Rigore è quando arbitro fischia, ma rigore è anche quando arbitro sbaglia!

di Redazione

Pjanic_Darnian

Ieri sera i giallorossi hanno pareggiato 1-1 all’Olimpico di Torino, interrompendo a quota 10 la serie di vittorie consecutive in campionato e ottenendo così sì il record italiano, ma non quello europeo.
Non è però principalmente questo che lascia l’amaro in bocca in casa Roma, bensì i due punti persi su Juventus e Napoli, adesso soltanto a -3, e soprattutto la convinzione di essere stati fermati non sul campo, ma dal fischietto, o meglio dal silenzio.
Perché senza togliere nessun merito alla formazione di Ventura, che ha disputato una buona gara, è fuori discussione che il posticipo serale abbia avuto come protagonista l’arbitro di Livorno Luca Banti.

In molti ieri sera, soprattutto nel post partita, hanno sposato la teoria di Boškov: “Rigore è quando arbitro fischia”, e a loro dire il contatto di Darnian su Pjanic, avvenuto in area nel secondo tempo, già sull’1-1, rigore non è perchè arbitro non ha fischiato.
Le immagini però parlano chiaro: rigore è e arbitro sbaglia, ma non possiamo citare nessuno per avallare la nostra tesi, o forse sì…

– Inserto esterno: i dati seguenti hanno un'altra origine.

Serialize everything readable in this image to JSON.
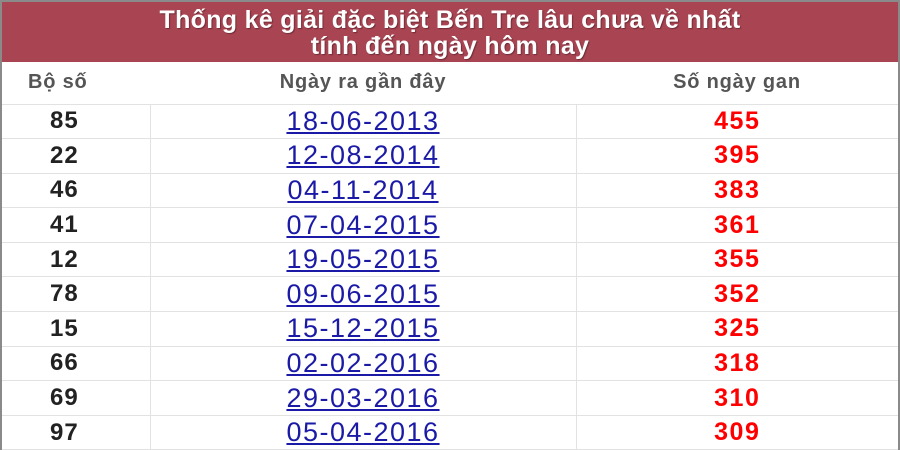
{
  "title": {
    "line1": "Thống kê giải đặc biệt Bến Tre lâu chưa về nhất",
    "line2": "tính đến ngày hôm nay"
  },
  "columns": [
    "Bộ số",
    "Ngày ra gần đây",
    "Số ngày gan"
  ],
  "colors": {
    "header_bg": "#a94452",
    "link": "#1a1aa6",
    "gan": "#ff0000"
  },
  "rows": [
    {
      "bo_so": "85",
      "ngay": "18-06-2013",
      "gan": "455"
    },
    {
      "bo_so": "22",
      "ngay": "12-08-2014",
      "gan": "395"
    },
    {
      "bo_so": "46",
      "ngay": "04-11-2014",
      "gan": "383"
    },
    {
      "bo_so": "41",
      "ngay": "07-04-2015",
      "gan": "361"
    },
    {
      "bo_so": "12",
      "ngay": "19-05-2015",
      "gan": "355"
    },
    {
      "bo_so": "78",
      "ngay": "09-06-2015",
      "gan": "352"
    },
    {
      "bo_so": "15",
      "ngay": "15-12-2015",
      "gan": "325"
    },
    {
      "bo_so": "66",
      "ngay": "02-02-2016",
      "gan": "318"
    },
    {
      "bo_so": "69",
      "ngay": "29-03-2016",
      "gan": "310"
    },
    {
      "bo_so": "97",
      "ngay": "05-04-2016",
      "gan": "309"
    }
  ]
}
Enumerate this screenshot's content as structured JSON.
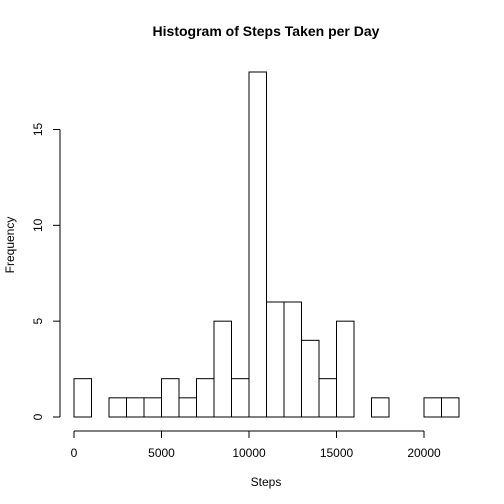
{
  "chart_data": {
    "type": "bar",
    "title": "Histogram of Steps Taken per Day",
    "xlabel": "Steps",
    "ylabel": "Frequency",
    "bin_width": 1000,
    "xlim": [
      0,
      22000
    ],
    "ylim": [
      0,
      18
    ],
    "x_ticks": [
      0,
      5000,
      10000,
      15000,
      20000
    ],
    "x_tick_labels": [
      "0",
      "5000",
      "10000",
      "15000",
      "20000"
    ],
    "y_ticks": [
      0,
      5,
      10,
      15
    ],
    "y_tick_labels": [
      "0",
      "5",
      "10",
      "15"
    ],
    "bin_starts": [
      0,
      1000,
      2000,
      3000,
      4000,
      5000,
      6000,
      7000,
      8000,
      9000,
      10000,
      11000,
      12000,
      13000,
      14000,
      15000,
      16000,
      17000,
      18000,
      19000,
      20000,
      21000
    ],
    "values": [
      2,
      0,
      1,
      1,
      1,
      2,
      1,
      2,
      5,
      2,
      18,
      6,
      6,
      4,
      2,
      5,
      0,
      1,
      0,
      0,
      1,
      1
    ],
    "grid": false,
    "colors": {
      "bar_fill": "#ffffff",
      "bar_stroke": "#000000"
    }
  }
}
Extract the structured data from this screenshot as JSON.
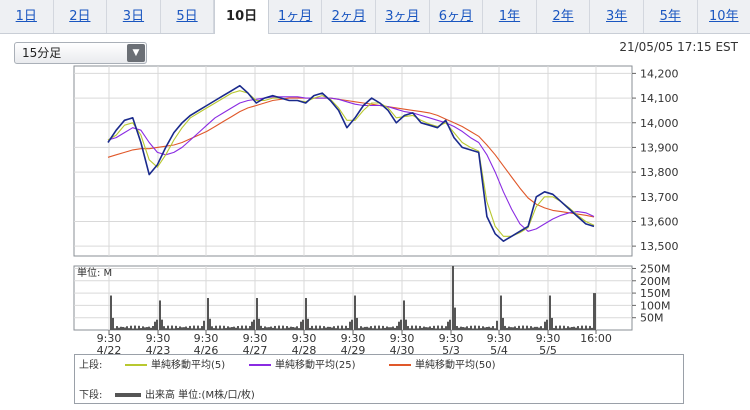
{
  "tabs": [
    {
      "label": "1日",
      "active": false
    },
    {
      "label": "2日",
      "active": false
    },
    {
      "label": "3日",
      "active": false
    },
    {
      "label": "5日",
      "active": false
    },
    {
      "label": "10日",
      "active": true
    },
    {
      "label": "1ヶ月",
      "active": false
    },
    {
      "label": "2ヶ月",
      "active": false
    },
    {
      "label": "3ヶ月",
      "active": false
    },
    {
      "label": "6ヶ月",
      "active": false
    },
    {
      "label": "1年",
      "active": false
    },
    {
      "label": "2年",
      "active": false
    },
    {
      "label": "3年",
      "active": false
    },
    {
      "label": "5年",
      "active": false
    },
    {
      "label": "10年",
      "active": false
    }
  ],
  "interval_select": {
    "value": "15分足"
  },
  "timestamp": "21/05/05 17:15 EST",
  "colors": {
    "price": "#1a2a8c",
    "ma5": "#b8c830",
    "ma25": "#8a2be2",
    "ma50": "#e0582a",
    "volume": "#555555",
    "grid": "#d9d9d9"
  },
  "chart_data": [
    {
      "type": "line",
      "panel": "price",
      "x_tick_labels": [
        [
          "9:30",
          "4/22"
        ],
        [
          "9:30",
          "4/23"
        ],
        [
          "9:30",
          "4/26"
        ],
        [
          "9:30",
          "4/27"
        ],
        [
          "9:30",
          "4/28"
        ],
        [
          "9:30",
          "4/29"
        ],
        [
          "9:30",
          "4/30"
        ],
        [
          "9:30",
          "5/3"
        ],
        [
          "9:30",
          "5/4"
        ],
        [
          "9:30",
          "5/5"
        ],
        [
          "16:00",
          ""
        ]
      ],
      "y_ticks": [
        "14,200",
        "14,100",
        "14,000",
        "13,900",
        "13,800",
        "13,700",
        "13,600",
        "13,500"
      ],
      "ylim": [
        13460,
        14230
      ],
      "series": [
        {
          "name": "price",
          "values": [
            13920,
            13970,
            14010,
            14020,
            13920,
            13790,
            13830,
            13900,
            13960,
            14000,
            14030,
            14050,
            14070,
            14090,
            14110,
            14130,
            14150,
            14120,
            14080,
            14100,
            14110,
            14100,
            14090,
            14090,
            14080,
            14110,
            14120,
            14090,
            14050,
            13980,
            14020,
            14070,
            14100,
            14080,
            14050,
            14000,
            14030,
            14040,
            14000,
            13990,
            13980,
            14010,
            13940,
            13900,
            13890,
            13880,
            13620,
            13550,
            13520,
            13540,
            13560,
            13580,
            13700,
            13720,
            13710,
            13680,
            13650,
            13620,
            13590,
            13580
          ]
        },
        {
          "name": "単純移動平均(5)",
          "values": [
            13930,
            13950,
            13990,
            14000,
            13950,
            13850,
            13820,
            13870,
            13930,
            13980,
            14020,
            14040,
            14060,
            14080,
            14100,
            14120,
            14130,
            14120,
            14090,
            14090,
            14100,
            14100,
            14090,
            14090,
            14085,
            14100,
            14110,
            14095,
            14060,
            14010,
            14010,
            14050,
            14080,
            14080,
            14060,
            14020,
            14025,
            14030,
            14010,
            13995,
            13985,
            14000,
            13960,
            13920,
            13900,
            13885,
            13680,
            13580,
            13540,
            13540,
            13555,
            13575,
            13660,
            13700,
            13700,
            13680,
            13655,
            13625,
            13600,
            13585
          ]
        },
        {
          "name": "単純移動平均(25)",
          "values": [
            13930,
            13940,
            13960,
            13980,
            13970,
            13920,
            13880,
            13870,
            13880,
            13900,
            13930,
            13960,
            13990,
            14020,
            14040,
            14060,
            14080,
            14090,
            14095,
            14100,
            14105,
            14105,
            14105,
            14105,
            14100,
            14100,
            14100,
            14100,
            14095,
            14085,
            14075,
            14070,
            14070,
            14070,
            14065,
            14055,
            14045,
            14040,
            14030,
            14020,
            14010,
            14000,
            13985,
            13965,
            13940,
            13920,
            13870,
            13800,
            13720,
            13650,
            13590,
            13560,
            13570,
            13590,
            13610,
            13625,
            13635,
            13640,
            13635,
            13620
          ]
        },
        {
          "name": "単純移動平均(50)",
          "values": [
            13860,
            13870,
            13880,
            13890,
            13895,
            13895,
            13900,
            13905,
            13910,
            13920,
            13935,
            13950,
            13965,
            13985,
            14005,
            14025,
            14045,
            14060,
            14070,
            14080,
            14090,
            14095,
            14100,
            14100,
            14100,
            14100,
            14100,
            14100,
            14095,
            14090,
            14085,
            14080,
            14075,
            14070,
            14065,
            14060,
            14055,
            14050,
            14045,
            14040,
            14030,
            14015,
            14000,
            13985,
            13965,
            13945,
            13910,
            13870,
            13825,
            13780,
            13735,
            13695,
            13670,
            13655,
            13645,
            13640,
            13635,
            13630,
            13625,
            13618
          ]
        }
      ]
    },
    {
      "type": "bar",
      "panel": "volume",
      "unit_label": "単位: M",
      "y_ticks": [
        "250M",
        "200M",
        "150M",
        "100M",
        "50M"
      ],
      "ylim": [
        0,
        260
      ],
      "session_open_volumes": [
        140,
        120,
        130,
        130,
        130,
        140,
        120,
        260,
        140,
        140
      ],
      "close_volume": 150
    }
  ],
  "legend": {
    "upper_label": "上段:",
    "lower_label": "下段:",
    "upper_items": [
      {
        "label": "単純移動平均(5)"
      },
      {
        "label": "単純移動平均(25)"
      },
      {
        "label": "単純移動平均(50)"
      }
    ],
    "lower_item": {
      "label": "出来高 単位:(M株/口/枚)"
    }
  }
}
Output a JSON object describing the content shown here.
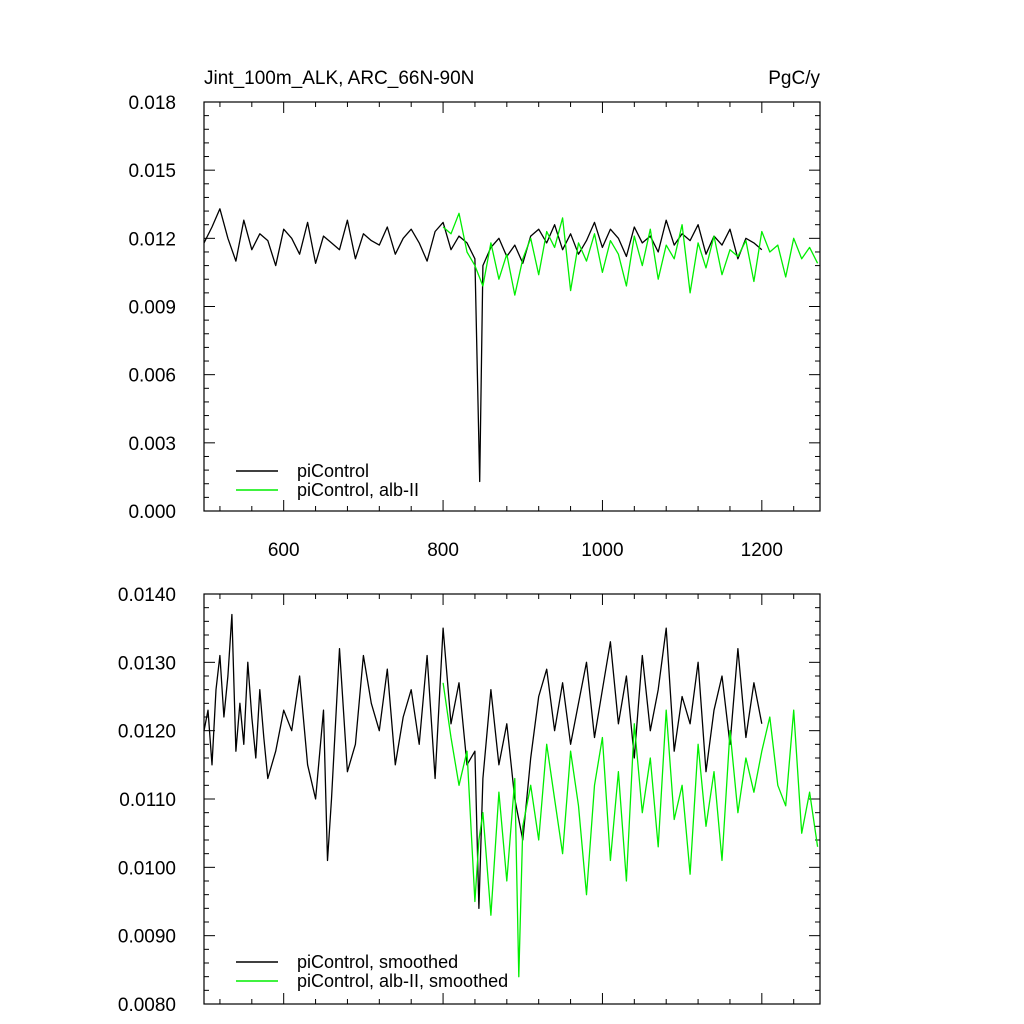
{
  "chart_data": [
    {
      "type": "line",
      "title": "Jint_100m_ALK, ARC_66N-90N",
      "units": "PgC/y",
      "xlabel": "",
      "ylabel": "",
      "xlim": [
        500,
        1273
      ],
      "ylim": [
        0.0,
        0.018
      ],
      "x_ticks": [
        600,
        800,
        1000,
        1200
      ],
      "x_tick_labels": [
        "600",
        "800",
        "1000",
        "1200"
      ],
      "y_ticks": [
        0.0,
        0.003,
        0.006,
        0.009,
        0.012,
        0.015,
        0.018
      ],
      "y_tick_labels": [
        "0.000",
        "0.003",
        "0.006",
        "0.009",
        "0.012",
        "0.015",
        "0.018"
      ],
      "legend_position": "bottom-left",
      "grid": false,
      "series": [
        {
          "name": "piControl",
          "color": "#000000",
          "x": [
            500,
            510,
            520,
            530,
            540,
            550,
            560,
            570,
            580,
            590,
            600,
            610,
            620,
            630,
            640,
            650,
            660,
            670,
            680,
            690,
            700,
            710,
            720,
            730,
            740,
            750,
            760,
            770,
            780,
            790,
            800,
            810,
            820,
            830,
            840,
            846,
            850,
            860,
            870,
            880,
            890,
            900,
            910,
            920,
            930,
            940,
            950,
            960,
            970,
            980,
            990,
            1000,
            1010,
            1020,
            1030,
            1040,
            1050,
            1060,
            1070,
            1080,
            1090,
            1100,
            1110,
            1120,
            1130,
            1140,
            1150,
            1160,
            1170,
            1180,
            1190,
            1200
          ],
          "y": [
            0.0118,
            0.0125,
            0.0133,
            0.012,
            0.011,
            0.0128,
            0.0115,
            0.0122,
            0.0119,
            0.0108,
            0.0124,
            0.012,
            0.0113,
            0.0127,
            0.0109,
            0.0121,
            0.0118,
            0.0115,
            0.0128,
            0.0111,
            0.0122,
            0.0119,
            0.0117,
            0.0125,
            0.0113,
            0.012,
            0.0124,
            0.0118,
            0.011,
            0.0123,
            0.0127,
            0.0115,
            0.0121,
            0.0118,
            0.0111,
            0.0013,
            0.0108,
            0.0116,
            0.012,
            0.0112,
            0.0117,
            0.0109,
            0.0121,
            0.0124,
            0.0118,
            0.0126,
            0.0115,
            0.0122,
            0.0113,
            0.0119,
            0.0127,
            0.0116,
            0.0124,
            0.012,
            0.0112,
            0.0125,
            0.0118,
            0.0121,
            0.0114,
            0.0128,
            0.0117,
            0.0122,
            0.0119,
            0.0126,
            0.0113,
            0.0121,
            0.0117,
            0.0124,
            0.0111,
            0.012,
            0.0118,
            0.0115
          ]
        },
        {
          "name": "piControl, alb-II",
          "color": "#00ee00",
          "x": [
            800,
            810,
            820,
            830,
            840,
            850,
            860,
            870,
            880,
            890,
            900,
            910,
            920,
            930,
            940,
            950,
            960,
            970,
            980,
            990,
            1000,
            1010,
            1020,
            1030,
            1040,
            1050,
            1060,
            1070,
            1080,
            1090,
            1100,
            1110,
            1120,
            1130,
            1140,
            1150,
            1160,
            1170,
            1180,
            1190,
            1200,
            1210,
            1220,
            1230,
            1240,
            1250,
            1260,
            1270
          ],
          "y": [
            0.0125,
            0.0122,
            0.0131,
            0.0114,
            0.0108,
            0.0099,
            0.0118,
            0.0102,
            0.0113,
            0.0095,
            0.0111,
            0.012,
            0.0104,
            0.0123,
            0.0116,
            0.0129,
            0.0097,
            0.0118,
            0.011,
            0.0122,
            0.0105,
            0.0119,
            0.0113,
            0.0099,
            0.0121,
            0.0108,
            0.0124,
            0.0102,
            0.0117,
            0.0111,
            0.0126,
            0.0096,
            0.0118,
            0.0107,
            0.0121,
            0.0104,
            0.0115,
            0.0112,
            0.0119,
            0.0101,
            0.0123,
            0.0114,
            0.0117,
            0.0103,
            0.012,
            0.0111,
            0.0116,
            0.0109
          ]
        }
      ]
    },
    {
      "type": "line",
      "title": "",
      "xlabel": "",
      "ylabel": "",
      "xlim": [
        500,
        1273
      ],
      "ylim": [
        0.008,
        0.014
      ],
      "x_ticks": [
        600,
        800,
        1000,
        1200
      ],
      "y_ticks": [
        0.008,
        0.009,
        0.01,
        0.011,
        0.012,
        0.013,
        0.014
      ],
      "y_tick_labels": [
        "0.0080",
        "0.0090",
        "0.0100",
        "0.0110",
        "0.0120",
        "0.0130",
        "0.0140"
      ],
      "legend_position": "bottom-left",
      "grid": false,
      "series": [
        {
          "name": "piControl, smoothed",
          "color": "#000000",
          "x": [
            500,
            505,
            510,
            515,
            520,
            525,
            530,
            535,
            540,
            545,
            550,
            555,
            560,
            565,
            570,
            575,
            580,
            590,
            600,
            610,
            620,
            630,
            640,
            650,
            655,
            660,
            670,
            680,
            690,
            700,
            710,
            720,
            730,
            740,
            750,
            760,
            770,
            780,
            790,
            800,
            810,
            820,
            830,
            840,
            845,
            850,
            860,
            870,
            880,
            890,
            900,
            910,
            920,
            930,
            940,
            950,
            960,
            970,
            980,
            990,
            1000,
            1010,
            1020,
            1030,
            1040,
            1050,
            1060,
            1070,
            1080,
            1090,
            1100,
            1110,
            1120,
            1130,
            1140,
            1150,
            1160,
            1170,
            1180,
            1190,
            1200
          ],
          "y": [
            0.012,
            0.0123,
            0.0115,
            0.0126,
            0.0131,
            0.0122,
            0.0128,
            0.0137,
            0.0117,
            0.0124,
            0.0118,
            0.013,
            0.0122,
            0.0116,
            0.0126,
            0.0119,
            0.0113,
            0.0117,
            0.0123,
            0.012,
            0.0128,
            0.0115,
            0.011,
            0.0123,
            0.0101,
            0.011,
            0.0132,
            0.0114,
            0.0118,
            0.0131,
            0.0124,
            0.012,
            0.0129,
            0.0115,
            0.0122,
            0.0126,
            0.0118,
            0.0131,
            0.0113,
            0.0135,
            0.0121,
            0.0127,
            0.0115,
            0.0117,
            0.0094,
            0.0113,
            0.0126,
            0.0115,
            0.0121,
            0.011,
            0.0104,
            0.0116,
            0.0125,
            0.0129,
            0.012,
            0.0127,
            0.0118,
            0.0124,
            0.013,
            0.0119,
            0.0126,
            0.0133,
            0.0121,
            0.0128,
            0.0116,
            0.0131,
            0.012,
            0.0126,
            0.0135,
            0.0117,
            0.0125,
            0.0121,
            0.013,
            0.0114,
            0.0123,
            0.0128,
            0.0118,
            0.0132,
            0.0119,
            0.0127,
            0.0121
          ]
        },
        {
          "name": "piControl, alb-II, smoothed",
          "color": "#00ee00",
          "x": [
            800,
            810,
            820,
            830,
            840,
            845,
            850,
            860,
            870,
            880,
            890,
            895,
            900,
            910,
            920,
            930,
            940,
            950,
            960,
            970,
            980,
            990,
            1000,
            1010,
            1020,
            1030,
            1040,
            1050,
            1060,
            1070,
            1080,
            1090,
            1100,
            1110,
            1120,
            1130,
            1140,
            1150,
            1160,
            1170,
            1180,
            1190,
            1200,
            1210,
            1220,
            1230,
            1240,
            1250,
            1260,
            1270
          ],
          "y": [
            0.0127,
            0.0119,
            0.0112,
            0.0117,
            0.0095,
            0.0104,
            0.0108,
            0.0093,
            0.0111,
            0.0098,
            0.0113,
            0.0084,
            0.0106,
            0.0112,
            0.0104,
            0.0118,
            0.011,
            0.0102,
            0.0117,
            0.0109,
            0.0096,
            0.0112,
            0.0119,
            0.0101,
            0.0114,
            0.0098,
            0.0121,
            0.0108,
            0.0116,
            0.0103,
            0.0123,
            0.0107,
            0.0112,
            0.0099,
            0.0118,
            0.0106,
            0.0114,
            0.0101,
            0.012,
            0.0108,
            0.0116,
            0.0111,
            0.0117,
            0.0122,
            0.0112,
            0.0109,
            0.0123,
            0.0105,
            0.0111,
            0.0103
          ]
        }
      ]
    }
  ]
}
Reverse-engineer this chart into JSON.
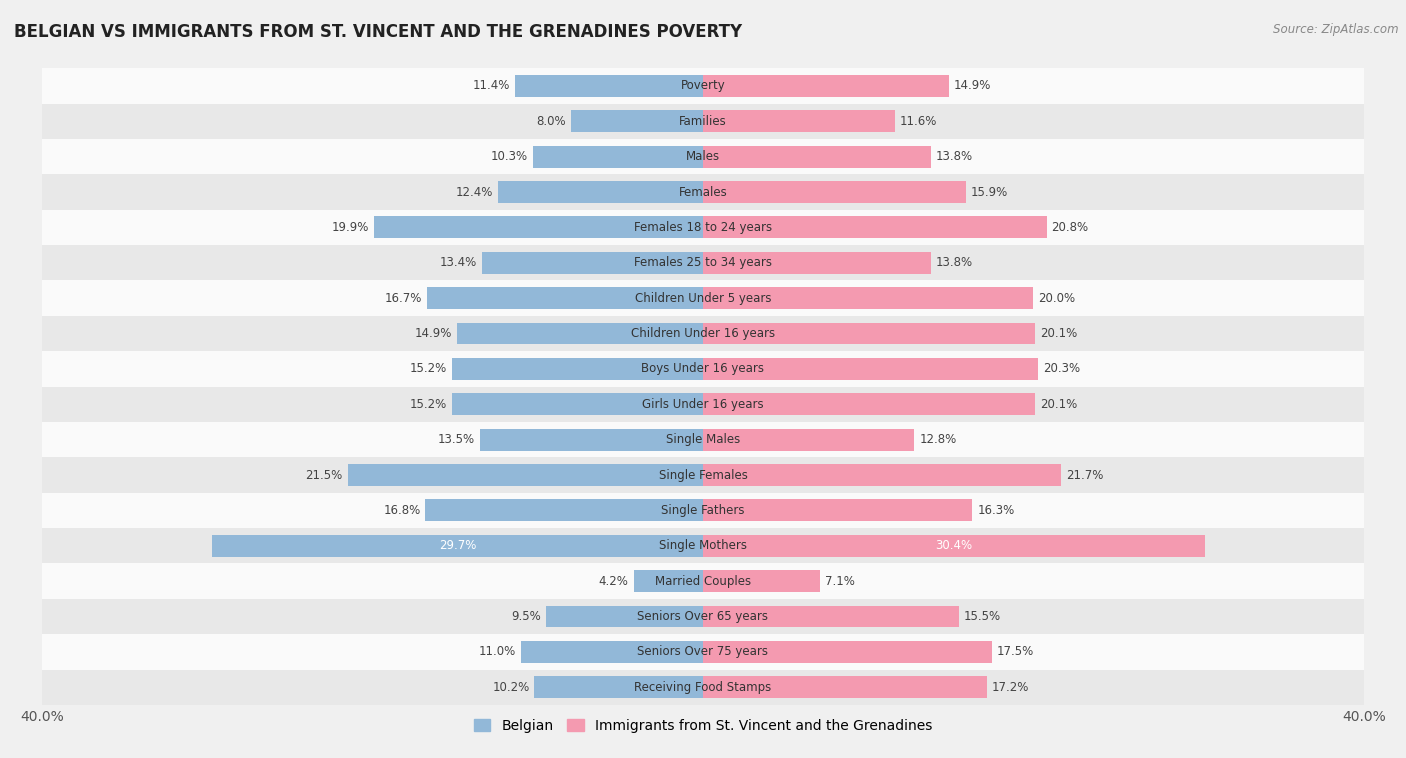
{
  "title": "BELGIAN VS IMMIGRANTS FROM ST. VINCENT AND THE GRENADINES POVERTY",
  "source": "Source: ZipAtlas.com",
  "categories": [
    "Poverty",
    "Families",
    "Males",
    "Females",
    "Females 18 to 24 years",
    "Females 25 to 34 years",
    "Children Under 5 years",
    "Children Under 16 years",
    "Boys Under 16 years",
    "Girls Under 16 years",
    "Single Males",
    "Single Females",
    "Single Fathers",
    "Single Mothers",
    "Married Couples",
    "Seniors Over 65 years",
    "Seniors Over 75 years",
    "Receiving Food Stamps"
  ],
  "belgian_values": [
    11.4,
    8.0,
    10.3,
    12.4,
    19.9,
    13.4,
    16.7,
    14.9,
    15.2,
    15.2,
    13.5,
    21.5,
    16.8,
    29.7,
    4.2,
    9.5,
    11.0,
    10.2
  ],
  "immigrant_values": [
    14.9,
    11.6,
    13.8,
    15.9,
    20.8,
    13.8,
    20.0,
    20.1,
    20.3,
    20.1,
    12.8,
    21.7,
    16.3,
    30.4,
    7.1,
    15.5,
    17.5,
    17.2
  ],
  "belgian_color": "#92b8d8",
  "immigrant_color": "#f49ab0",
  "belgian_label": "Belgian",
  "immigrant_label": "Immigrants from St. Vincent and the Grenadines",
  "xlim": 40.0,
  "bar_height": 0.62,
  "background_color": "#f0f0f0",
  "row_light_color": "#fafafa",
  "row_dark_color": "#e8e8e8",
  "label_fontsize": 8.5,
  "title_fontsize": 12,
  "source_fontsize": 8.5
}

Il Corriere dello sport stamattina titolava: “Roma ti fermano solo così”, e ancora la sollecitazione di Garcia nell’essere curioso di vedere una classifica priva di errori arbitrali, è stata subito accolta da Panorama, che in mattina ha pubblicato una versione del campionato di serie A tutta personale, ma dai tratti più che mai oggettivi, che vede la Roma a punteggio pieno con 33 punti, davanti a  Fiorentina e Juventus a 24 ciascuna (quindi 3 in più per i viola e 4 in meno per i bianconeri) e soltanto sesto il Napoli con 20 punti, dietro a Inter e Verona.

Letta così sembra si tratti di  fantacalcio, anche perché, pur volendo attribuire ai giallorossi quel rigore, nessuno può avere la matematica certezza della sua realizzazione.
Diverso è  se il punteggio  concesso ai giallorossi deriva, non tanto dal mancato tiro dal dischetto, bensì dal reputare falloso il contatto tra Meggiorini e Benatia nell’azione che ha portato alla rete di Cerci, irregolarità ammessa tra l’altro dall’attaccante stesso.

In ogni caso la classifica, quella vera, recita che la Roma è capolista e che deve già pensare alla sfida casalinga di domenica contro il Sassuolo, partita che vale qualcosa in più di tre punti, poiché poche ore dopo si sfideranno le sue dirette inseguitrici: Juventus e Napoli.